The information in Table 6.3 was used to model mortality during the first 5 years after discharge from hospital following OHCA (Phelps et al., 2013). Survival rates after 5 years

following discharge from hospital after OHCA have been shown to be the same as those of the standard population (Andrew et al., 2017; Phelps et al., 2013).
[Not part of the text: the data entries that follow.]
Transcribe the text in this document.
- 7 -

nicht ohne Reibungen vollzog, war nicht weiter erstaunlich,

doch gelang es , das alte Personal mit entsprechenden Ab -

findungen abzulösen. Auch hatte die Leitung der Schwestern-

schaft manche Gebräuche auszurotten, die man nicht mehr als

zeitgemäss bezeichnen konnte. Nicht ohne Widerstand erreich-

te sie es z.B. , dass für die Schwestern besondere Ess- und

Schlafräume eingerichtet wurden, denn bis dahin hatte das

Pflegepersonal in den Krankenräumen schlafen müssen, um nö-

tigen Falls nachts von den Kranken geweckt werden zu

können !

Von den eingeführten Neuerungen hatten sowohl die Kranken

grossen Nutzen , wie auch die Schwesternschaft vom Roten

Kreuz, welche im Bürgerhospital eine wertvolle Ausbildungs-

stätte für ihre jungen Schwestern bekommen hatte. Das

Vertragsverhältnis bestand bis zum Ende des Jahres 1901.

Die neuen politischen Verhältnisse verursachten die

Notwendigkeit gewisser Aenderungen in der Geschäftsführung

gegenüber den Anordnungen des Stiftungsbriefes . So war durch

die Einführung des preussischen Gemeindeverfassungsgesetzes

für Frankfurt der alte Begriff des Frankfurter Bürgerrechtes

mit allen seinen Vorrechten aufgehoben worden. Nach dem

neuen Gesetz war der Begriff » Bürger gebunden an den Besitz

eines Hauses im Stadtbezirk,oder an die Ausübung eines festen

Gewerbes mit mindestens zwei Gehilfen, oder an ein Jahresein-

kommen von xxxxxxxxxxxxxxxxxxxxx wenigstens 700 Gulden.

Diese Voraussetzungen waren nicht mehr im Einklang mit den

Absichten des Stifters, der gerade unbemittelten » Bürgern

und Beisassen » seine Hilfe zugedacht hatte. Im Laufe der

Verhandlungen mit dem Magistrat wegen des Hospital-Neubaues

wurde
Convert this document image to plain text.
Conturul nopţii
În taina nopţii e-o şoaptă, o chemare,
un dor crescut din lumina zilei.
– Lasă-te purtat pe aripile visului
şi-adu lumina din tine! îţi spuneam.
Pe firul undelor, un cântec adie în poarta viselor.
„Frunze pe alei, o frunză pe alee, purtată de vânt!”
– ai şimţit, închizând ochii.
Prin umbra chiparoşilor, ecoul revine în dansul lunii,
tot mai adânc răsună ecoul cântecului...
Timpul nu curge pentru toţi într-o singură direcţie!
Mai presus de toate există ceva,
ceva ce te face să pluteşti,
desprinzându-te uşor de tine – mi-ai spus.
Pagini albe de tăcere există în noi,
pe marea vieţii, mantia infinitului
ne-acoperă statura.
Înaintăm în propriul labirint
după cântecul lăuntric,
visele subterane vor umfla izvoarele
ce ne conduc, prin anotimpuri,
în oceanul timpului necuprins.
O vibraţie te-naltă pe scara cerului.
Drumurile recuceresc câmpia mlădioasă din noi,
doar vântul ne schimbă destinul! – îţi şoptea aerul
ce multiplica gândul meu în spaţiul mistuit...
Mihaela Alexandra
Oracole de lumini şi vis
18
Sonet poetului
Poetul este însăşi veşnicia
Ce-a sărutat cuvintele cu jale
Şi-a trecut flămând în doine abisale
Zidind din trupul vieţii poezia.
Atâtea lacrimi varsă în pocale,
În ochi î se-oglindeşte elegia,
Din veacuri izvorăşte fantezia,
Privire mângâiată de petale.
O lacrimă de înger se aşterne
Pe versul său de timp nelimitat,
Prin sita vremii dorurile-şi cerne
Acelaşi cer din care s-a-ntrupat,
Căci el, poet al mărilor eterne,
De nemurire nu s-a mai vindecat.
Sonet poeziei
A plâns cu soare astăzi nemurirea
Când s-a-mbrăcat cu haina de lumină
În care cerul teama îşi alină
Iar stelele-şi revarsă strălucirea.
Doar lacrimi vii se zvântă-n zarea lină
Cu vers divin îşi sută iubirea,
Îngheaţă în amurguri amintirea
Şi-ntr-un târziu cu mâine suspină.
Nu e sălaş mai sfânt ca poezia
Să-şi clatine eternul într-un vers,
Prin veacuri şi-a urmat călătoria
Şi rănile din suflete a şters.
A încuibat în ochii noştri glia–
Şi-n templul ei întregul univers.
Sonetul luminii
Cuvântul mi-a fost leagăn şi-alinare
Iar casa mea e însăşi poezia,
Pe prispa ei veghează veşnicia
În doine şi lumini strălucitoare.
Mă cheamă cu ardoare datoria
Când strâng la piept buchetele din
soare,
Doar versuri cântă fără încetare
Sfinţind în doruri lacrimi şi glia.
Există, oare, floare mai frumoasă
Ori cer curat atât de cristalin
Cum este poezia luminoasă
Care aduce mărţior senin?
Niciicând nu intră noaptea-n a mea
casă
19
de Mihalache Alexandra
Mortality rates were therefore obtained from the National Life Tables for England (Office for National Statistics, 2016) and applied to the patient cohort from 5 years onwards. This resulted in an overall survival rate of 65.0% and 50.0% (CPC1-2) and 36.0% and 27.8% (CPC3-4) at 10 and 15 years post-discharge, respectively.

Quality of life

In their RCT which recruited a total of 4,471 patients with OHCA between 2010 and 2013 in four UK ambulance services, Gates et al. (2017) reported health-related quality of life (HRQL) using the EuroQol – five-dimension descriptive system (EQ-5D). The EQ-5D has been validated for measuring HRQL and for use in economic evaluations in a variety of conditions, including cardiac arrest (Payakachat, Ali and Tilford, 2015). Gates et al. (2017) converted their findings to health-state utilities using the UK tariff. Using a combination of decision tree and Markov model similar to the one used in this research, they calculated a utility of 0.75 and 0.47 for the CPC 1-2 and CPC 3-4 group, respectively. Use of EQ-5D for the calculation of utility is recommended by NICE (National Institute for Health and Care Excellence, 2013).